Bosnia's Million Bones
Title | Bosnia's Million Bones PDF eBook |
Author | Christian Jennings |
Publisher | Macmillan |
Total Pages | 257 |
Release | 2013-11-26 |
Genre | History |
ISBN | 1137278684 |
The amazing story of how a team of forensic scientists pioneered ground-breaking techniques to identify the victims of the Yugoslav Wars, and how their work is bringing war criminals to justice worldwide
Working in the Killing Fields
Title | Working in the Killing Fields PDF eBook |
Author | Howard Ball |
Publisher | U of Nebraska Press |
Total Pages | 231 |
Release | 2015-04-15 |
Genre | History |
ISBN | 1612347185 |
While the specifics of individual wars vary, they share a common epilogue: the task of finding and identifying the “disappeared.” The Bosnian war of the early 1990s, which destroyed the sovereign state of Yugoslavia, is no exception. In Working in the Killing Fields, Howard Ball focuses on recent developments in the technology of forensic science and on the work of forensic professionals in Bosnia following that conflict. Ball balances the examination of complex features of new forensic technology with insights into the lives of the men and women from around the globe who are tasked with finding and excavating bodies and conducting pathological examinations. Having found the disappeared, however, these same pathologists must then also explain the cause of death to international-court criminal prosecutors and surviving families of the victims. Ball considers the physical dangers these professionals regularly confront while performing their site excavations, as well as the emotional pain, including post-traumatic stress disorder, they contend with while in Bosnia and after they leave the killing fields. Working in the Killing Fields integrates discussion of cutting-edge forensic technology into a wider view of what these searches mean, the damage they do to people, and the healing and good they bring to those in search of answers.

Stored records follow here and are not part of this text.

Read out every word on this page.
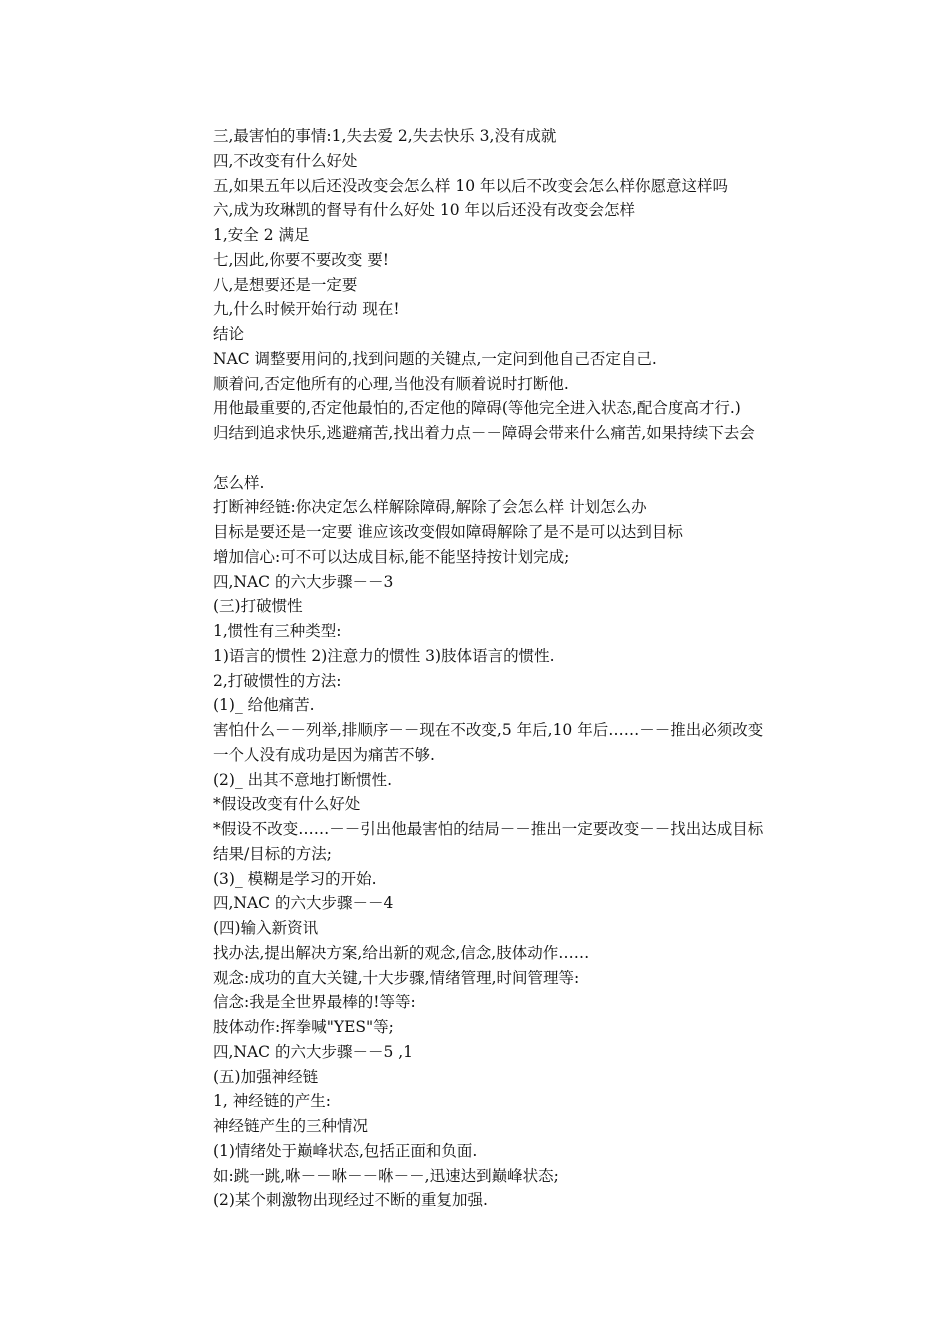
三,最害怕的事情:1,失去爱 2,失去快乐 3,没有成就
四,不改变有什么好处
五,如果五年以后还没改变会怎么样 10 年以后不改变会怎么样你愿意这样吗
六,成为玫琳凯的督导有什么好处 10 年以后还没有改变会怎样
1,安全 2 满足
七,因此,你要不要改变 要!
八,是想要还是一定要
九,什么时候开始行动 现在!
结论
NAC 调整要用问的,找到问题的关键点,一定问到他自己否定自己.
顺着问,否定他所有的心理,当他没有顺着说时打断他.
用他最重要的,否定他最怕的,否定他的障碍(等他完全进入状态,配合度高才行.)
归结到追求快乐,逃避痛苦,找出着力点－－障碍会带来什么痛苦,如果持续下去会
怎么样.
打断神经链:你决定怎么样解除障碍,解除了会怎么样 计划怎么办
目标是要还是一定要 谁应该改变假如障碍解除了是不是可以达到目标
增加信心:可不可以达成目标,能不能坚持按计划完成;
四,NAC 的六大步骤－－3
(三)打破惯性
1,惯性有三种类型:
1)语言的惯性 2)注意力的惯性 3)肢体语言的惯性.
2,打破惯性的方法:
(1)_ 给他痛苦.
害怕什么－－列举,排顺序－－现在不改变,5 年后,10 年后……－－推出必须改变
一个人没有成功是因为痛苦不够.
(2)_ 出其不意地打断惯性.
*假设改变有什么好处
*假设不改变……－－引出他最害怕的结局－－推出一定要改变－－找出达成目标
结果/目标的方法;
(3)_ 模糊是学习的开始.
四,NAC 的六大步骤－－4
(四)输入新资讯
找办法,提出解决方案,给出新的观念,信念,肢体动作……
观念:成功的直大关键,十大步骤,情绪管理,时间管理等:
信念:我是全世界最棒的!等等:
肢体动作:挥拳喊"YES"等;
四,NAC 的六大步骤－－5 ,1
(五)加强神经链
1, 神经链的产生:
神经链产生的三种情况
(1)情绪处于巅峰状态,包括正面和负面.
如:跳一跳,咻－－咻－－咻－－,迅速达到巅峰状态;
(2)某个刺激物出现经过不断的重复加强.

Even though the Balkan wars took place two decades ago, the fields where so many men, women, and children died still have gruesome and disturbing stories to tell. Ball puts the spotlight on the forensic professionals tasked with telling that story and on what their work means to them as individuals and to the wider world’s understanding of genocide and war.
One Million Bones
Title | One Million Bones PDF eBook |
Author | Louis Gakumba |
Publisher | |
Total Pages | |
Release | 2016 |
Genre | Genocide |
ISBN |
Bosnia-Herzegovina
Title | Bosnia-Herzegovina PDF eBook |
Author | |
Publisher | |
Total Pages | 40 |
Release | 1996 |
Genre | Bosnia and Hercegovina |
ISBN |
Surviving the Bosnian Genocide
Title | Surviving the Bosnian Genocide PDF eBook |
Author | Selma Leydesdorff |
Publisher | Indiana University Press |
Total Pages | 273 |
Release | 2011 |
Genre | Family & Relationships |
ISBN | 0253356695 |
In July 1995, the Army of the Serbian Republic killed some 8,000 Bosnian men and boys in and around the town of Srebrenica--the largest mass murder in Europe since World War II. Surviving the Bosnian Genocide is based on the testimonies of 60 female survivors of the massacre who were interviewed by Dutch historian Selma Leydesdorff. The women, many of whom still live in refugee camps, talk about their lives before the Bosnian war, the events of the massacre, and the ways they have tried to cope with their fate. Though fragmented by trauma, the women tell of life and survival under extreme conditions, while recalling a time before the war when Muslims, Croats, and Serbs lived together peaceably. By giving them a voice, this book looks beyond the rapes, murders, and atrocities of that dark time to show the agency of these women during and after the war and their fight to uncover the truth of what happened at Srebrenica and why.
Bones
Title | Bones PDF eBook |
Author | Sara L. Latta |
Publisher | Enslow Publishing, LLC |
Total Pages | 108 |
Release | 2012-01-01 |
Genre | Juvenile Nonfiction |
ISBN | 9780766036697 |
"Uses true crime stories to explain the science of forensics and physical anthropology"--Provided by publisher.